Ma veniamo all’ennesimo papocchio governativo. La Confederazione nazionale dell’artigianato e della piccola e media impresa (Cna) sostiene che oltre 100 mila imprese del settore della ristorazione sono inspiegabilmente escluse dagli indennizzi.

“Non è la prima volta – dicono i dirigenti – che accade. Già ad aprile con il decreto rilancio queste categorie erano state dimenticate. Il decreto legge 28 ottobre 2020, n. 137 (decreto ristori) riconosce un contributo a fondo perduto agli operatori economici e a tutte le partite Iva che svolgono come attività economica prevalente una di quelle riferite ai codici ATECO presenti nella tabella allegata al provvedimento. Che riguarda alberghi, gelaterie, bar, taxi e impianti sportivi. Ma nel comparto della ristorazione – rilevano i vertici della Cna – non sono presenti le imprese che svolgono attività senza somministrazione: pizzerie a taglio, gastronomie, piadinerie; per cui i titolari di queste attività ristorative non riceveranno nulla. Questol’errore macroscopico commesso dal governo che ha dimenticato di inserire nelle tabelle i codici ATECO di riferimento. Ove il Dpcm dovesse rimanere così, si tratterebbe di una discriminazione incredibile. Basti pensare che la gelateria ha diritto all’indennizzo e la rosticceria no”.

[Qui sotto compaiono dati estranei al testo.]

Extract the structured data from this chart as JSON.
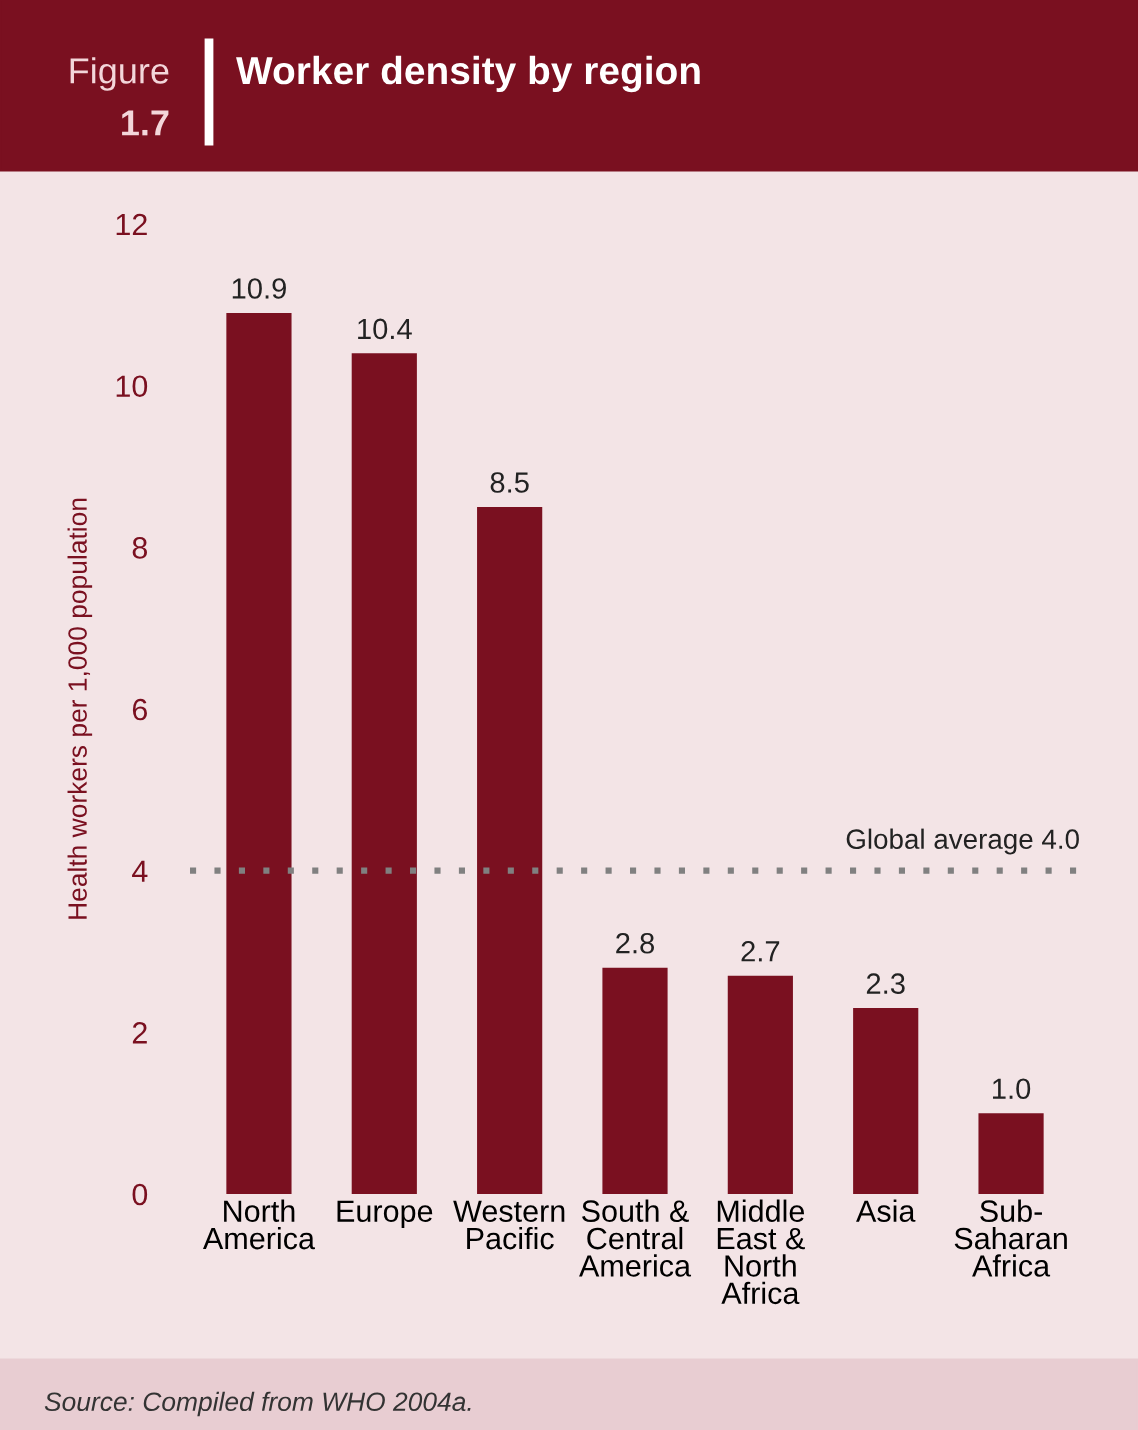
{
  "chart_data": {
    "type": "bar",
    "title": "Worker density by region",
    "ylabel": "Health workers per 1,000 population",
    "annotations": [
      "Figure",
      "1.7",
      "Source: Compiled from WHO 2004a."
    ],
    "categories": [
      "North\nAmerica",
      "Europe",
      "Western\nPacific",
      "South &\nCentral\nAmerica",
      "Middle\nEast &\nNorth\nAfrica",
      "Asia",
      "Sub-\nSaharan\nAfrica"
    ],
    "values": [
      10.9,
      10.4,
      8.5,
      2.8,
      2.7,
      2.3,
      1.0
    ],
    "value_labels": [
      "10.9",
      "10.4",
      "8.5",
      "2.8",
      "2.7",
      "2.3",
      "1.0"
    ],
    "color": "#7a1020",
    "ylim": [
      0,
      12
    ],
    "yticks": [
      0,
      2,
      4,
      6,
      8,
      10,
      12
    ],
    "grid": false,
    "legend": false,
    "ref_lines": [
      {
        "axis": "y",
        "value": 4.0,
        "label": "Global average 4.0",
        "color": "#808080",
        "line_style": "dotted"
      }
    ]
  }
}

La Cna rileva altre gravi omissioni. Un esempio su tutti riguarda le lavanderie industriali che, in conseguenza del lavoro dei ristoranti diminuito del 60%, hanno accusato inevitabilmente una diminuzione sensibile del loro volume di affari. Risultano inoltre penalizzate anche le attività legate al settore eventi.

La svista – osservano dalla Cna – può e deve essere corretta urgentemente con altro decreto.